Say your house is appraised at $220,000 and your hoping to get at least $200k for it in the current market. When a foreclosed home down the road sells for $80,000 you can kiss those hopes good buy — not least because recent local sales are all factored into an appraisal.
It is bad enough that the self-serving banks are flushing their bad loans out into your local market at crazy-low prices, but worse, the situation has provided an opportunity for greedy fraudsters. Not happy that they will get a discount of 50% or more, fraudsters are paying potential bidders off at foreclosed auctions to get properties even cheaper.
The latest case to be announced by the Department of Justice is that of Christopher J. Deans a real estate investor from Raleigh North Carolina, who pleaded guilty to rigging bids on Friday. Deans apparently paid co-conspirators not to bid on certain properties, which he then bought for a massively low price, allowing him to benefit from a quick-sale or high-yield rental income.

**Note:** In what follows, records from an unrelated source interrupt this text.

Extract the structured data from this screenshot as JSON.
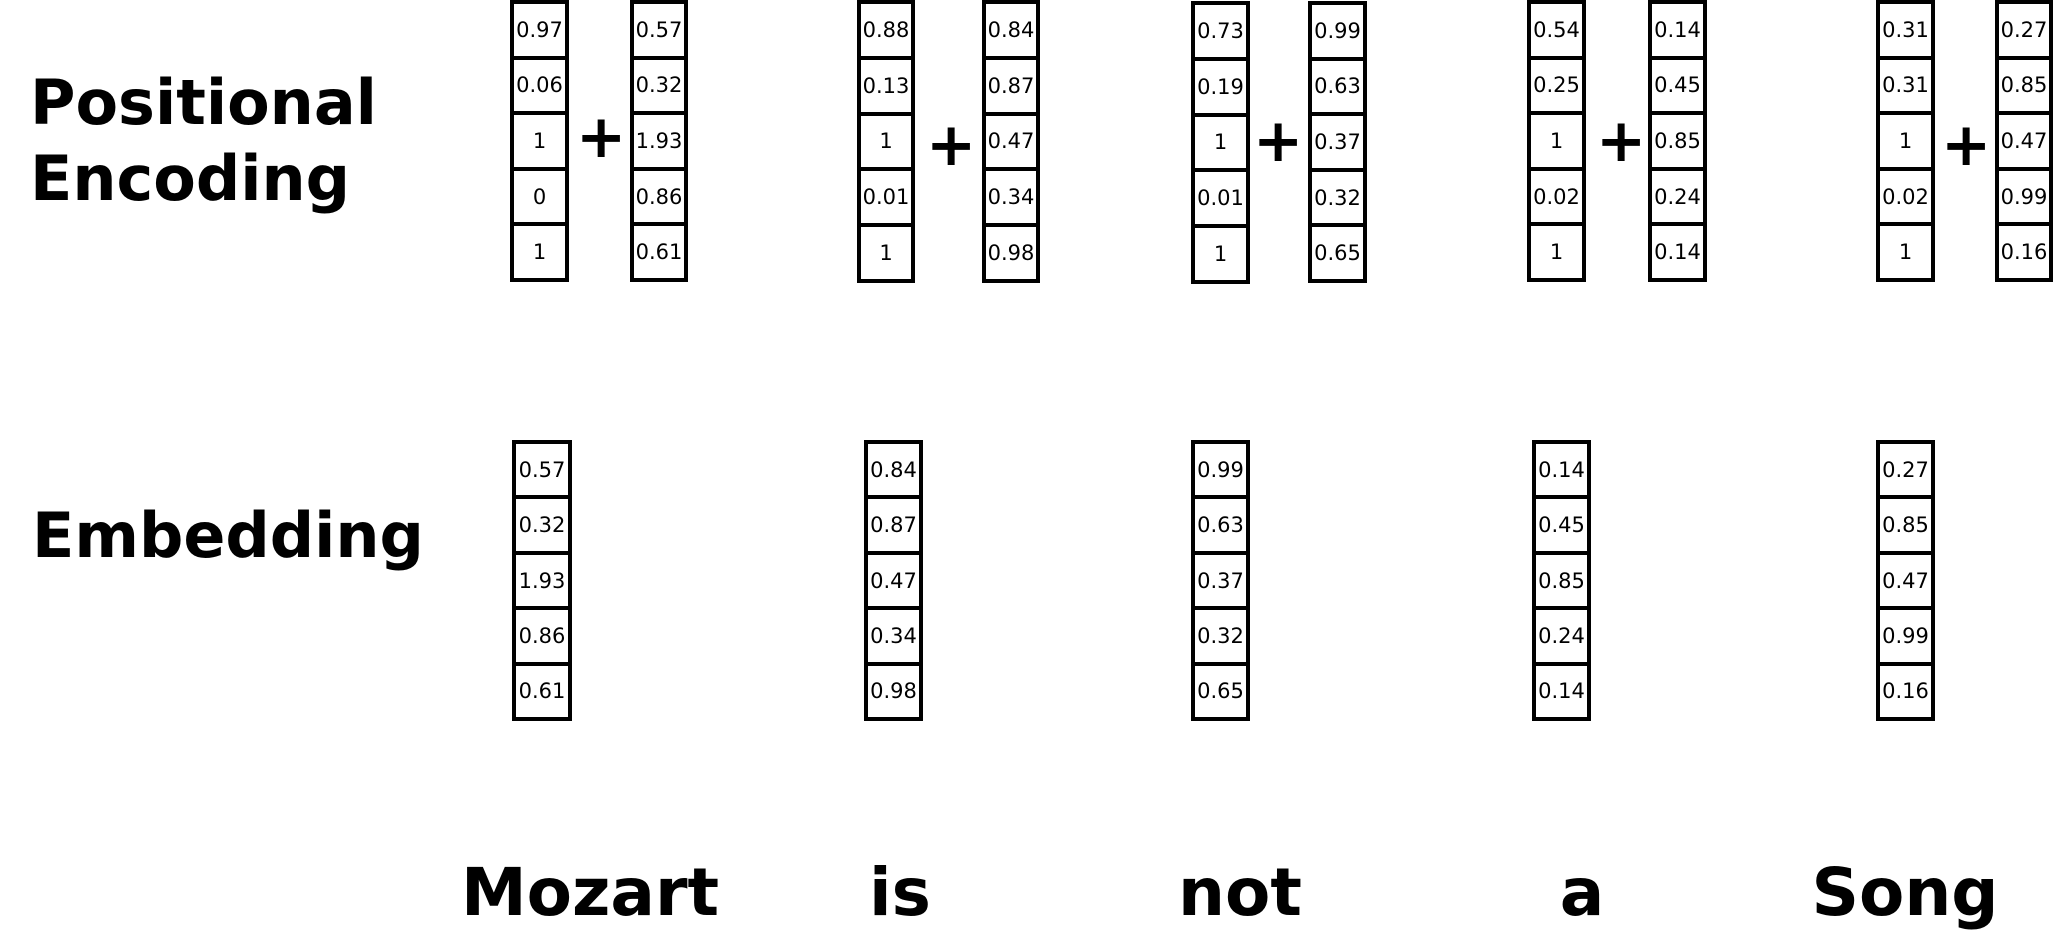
{
  "labels": {
    "positional_line1": "Positional",
    "positional_line2": "Encoding",
    "embedding": "Embedding"
  },
  "plus_symbol": "+",
  "tokens": [
    {
      "word": "Mozart",
      "positional": [
        "0.97",
        "0.06",
        "1",
        "0",
        "1"
      ],
      "embedding": [
        "0.57",
        "0.32",
        "1.93",
        "0.86",
        "0.61"
      ]
    },
    {
      "word": "is",
      "positional": [
        "0.88",
        "0.13",
        "1",
        "0.01",
        "1"
      ],
      "embedding": [
        "0.84",
        "0.87",
        "0.47",
        "0.34",
        "0.98"
      ]
    },
    {
      "word": "not",
      "positional": [
        "0.73",
        "0.19",
        "1",
        "0.01",
        "1"
      ],
      "embedding": [
        "0.99",
        "0.63",
        "0.37",
        "0.32",
        "0.65"
      ]
    },
    {
      "word": "a",
      "positional": [
        "0.54",
        "0.25",
        "1",
        "0.02",
        "1"
      ],
      "embedding": [
        "0.14",
        "0.45",
        "0.85",
        "0.24",
        "0.14"
      ]
    },
    {
      "word": "Song",
      "positional": [
        "0.31",
        "0.31",
        "1",
        "0.02",
        "1"
      ],
      "embedding": [
        "0.27",
        "0.85",
        "0.47",
        "0.99",
        "0.16"
      ]
    }
  ]
}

I hope it was worth it because Deans now faces up to a $1 million in fines and up to 10 years in prison.
Though there are no figures on how many properties Dean fraudulently nabbed, but the DOJ said that his campaign would have done damage to the local market, by artificially driving down prices.
“The conspiracy resulted in the suppression of competitive bidding on foreclosed properties which caused foreclosing lien holders and certain homeowners to receive a lower price for properties sold through foreclosure actions,” the DOJ said in a statement.
Deans case follows a spate of similar cases uncovered this year, including: the case of 43-year Stockton, Ca investor Anthony B. Ghio, who pleaded guilty in May, and that of Baltimore lawyer Harvey Nusbaum who pleaded guilty to rigging tax lien auctions in Maryland, also in May.
WSJ said it best:
“As the feds decide the future of the government’s involvement in the housing market, whether it’s reforming Fannie and Freddie, another stimulus, or more assistance to banks weighed down by foreclosed houses, the fraudsters may seem like just another nit in their hair to weed out. But for local markets, they’re a pretty pesky bug.”